Alabama lawmakers plan to use almost 20% of the state's federal pandemic relief money to build three new prisons and renovate four others. Lawmakers in the state, which has the highest COVID-19 death rate in the country, initiated a special session Monday to discuss the $1.3 billion plan, to be partly funded with $400 million of $2.1 billion received through the American Rescue Plan, with a vote expected by Friday, per AL.com and the Guardian. Details:
- Republican Gov. Kay Ivey has said federal relief funds will be used to address safety concerns in prisons "so we don't have to borrow quite so much money and pay all that money back," per AL.com.
- Alabama has one of the most violent prison systems in the country. A Justice Department lawsuit describes prisoner-on-prisoner violence and sexual abuse and "excessive force at the hands of prison staff."
- State Corrections Commissioner Jeff Dunn has argued the allocation could help with "systemic public health and economic challenges that may have contributed to more severe impacts of the pandemic among low-income communities and people of color" while noting that half of state inmates are "people of color."

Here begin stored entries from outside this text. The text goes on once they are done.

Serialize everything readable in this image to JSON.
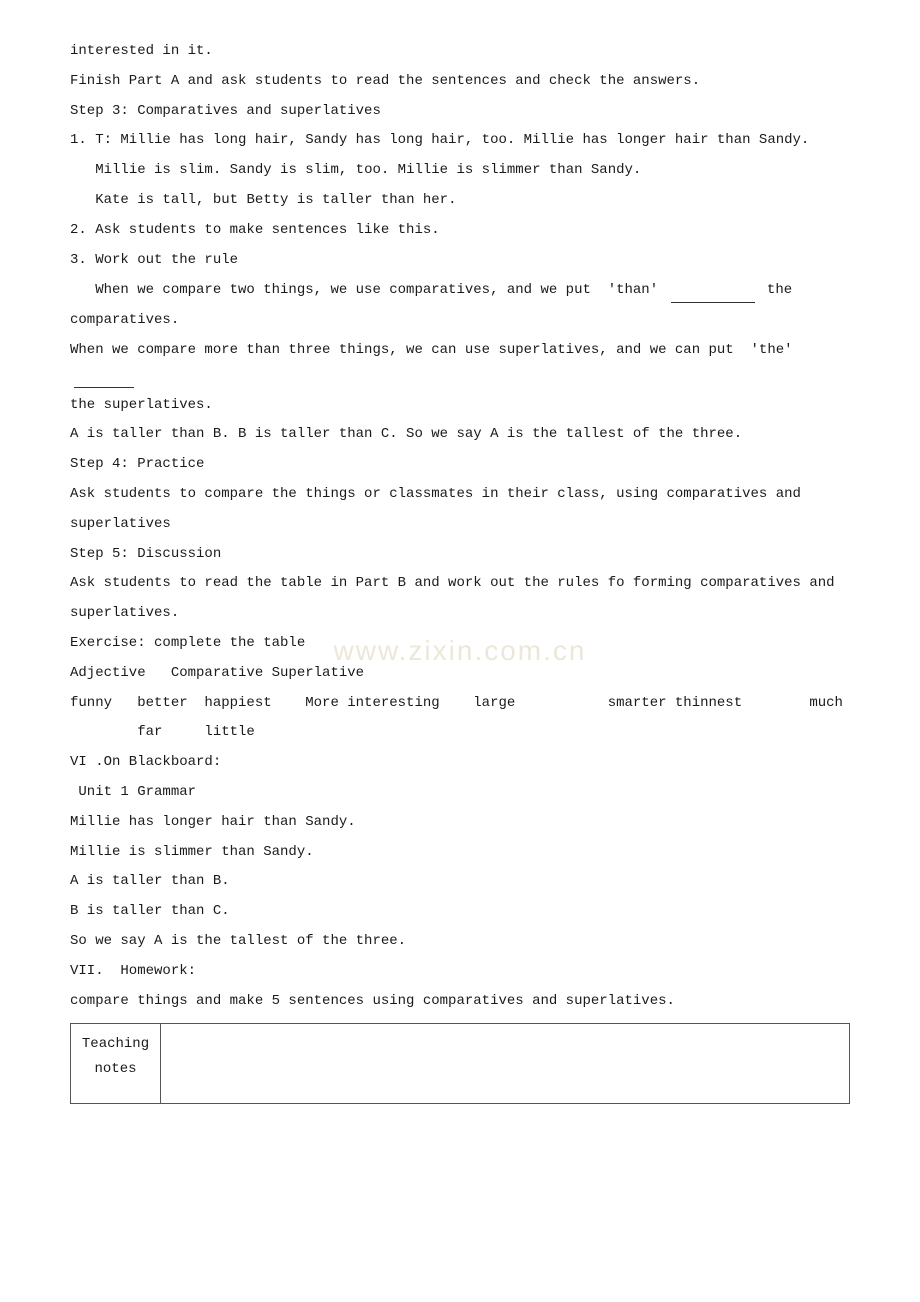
{
  "watermark": "www.zixin.com.cn",
  "content": {
    "line1": "interested in it.",
    "line2": "Finish Part A and ask students to read the sentences and check the answers.",
    "line3": "Step 3: Comparatives and superlatives",
    "line4": "1. T: Millie has long hair, Sandy has long hair, too. Millie has longer hair than Sandy.",
    "line5": "   Millie is slim. Sandy is slim, too. Millie is slimmer than Sandy.",
    "line6": "   Kate is tall, but Betty is taller than her.",
    "line7": "2. Ask students to make sentences like this.",
    "line8": "3. Work out the rule",
    "line9_part1": "   When we compare two things, we use comparatives, and we put  ‘than’",
    "line9_part2": "the",
    "line9_part3": "comparatives.",
    "line10_part1": "When we compare more than three things, we can use superlatives, and we can put  ‘the’",
    "line10_part2": "the superlatives.",
    "line11": "A is taller than B. B is taller than C. So we say A is the tallest of the three.",
    "line12": "Step 4: Practice",
    "line13": "Ask students to compare the things or classmates in their class, using comparatives and",
    "line14": "superlatives",
    "line15": "Step 5: Discussion",
    "line16": "Ask students to read the table in Part B and work out the rules fo forming comparatives and",
    "line17": "superlatives.",
    "line18": "Exercise: complete the table",
    "line19": "Adjective   Comparative Superlative",
    "line20": "funny   better  happiest    More interesting    large           smarter thinnest        much",
    "line21": "        far     little",
    "line22": "VI .On Blackboard:",
    "line23": " Unit 1 Grammar",
    "line24": "Millie has longer hair than Sandy.",
    "line25": "Millie is slimmer than Sandy.",
    "line26": "A is taller than B.",
    "line27": "B is taller than C.",
    "line28": "So we say A is the tallest of the three.",
    "line29": "VII.  Homework:",
    "line30": "compare things and make 5 sentences using comparatives and superlatives.",
    "table": {
      "label_line1": "Teaching",
      "label_line2": "notes",
      "content": ""
    }
  }
}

- But Democrat Jerry Nadler, chair of the House Judiciary Committee, argues expanding prisons "will particularly harm communities of color who are already disproportionately impacted by over-incarceration and this public health crisis," per the Guardian. He wrote to the Treasury Department on Monday to ask it to "prevent the misuse of [relief] funding by any state, including Alabama."
- Other opponents say the relief funds are desperately needed elsewhere, including in hospitals facing an ICU bed crisis, per Alabama Political Reporter. "Building prisons was not the intended use of these funds and will leave our communities without the lifeline the American Rescue Plan was supposed to be," reads a letter signed by 40 groups, including the American Civil Liberties Union of Alabama and the Southern Poverty Law Center Action Fund, per Vanity Fair.
- While the argument could be made that a less crowded prison system would be safer considering how COVID-19 spreads, prison capacity is not expected to increase under the construction plan as five smaller prisons would close, per the Guardian. However, the outlet notes the House is also debating two sentencing reform bills "that could offer reduced sentences to as many as 700 inmates."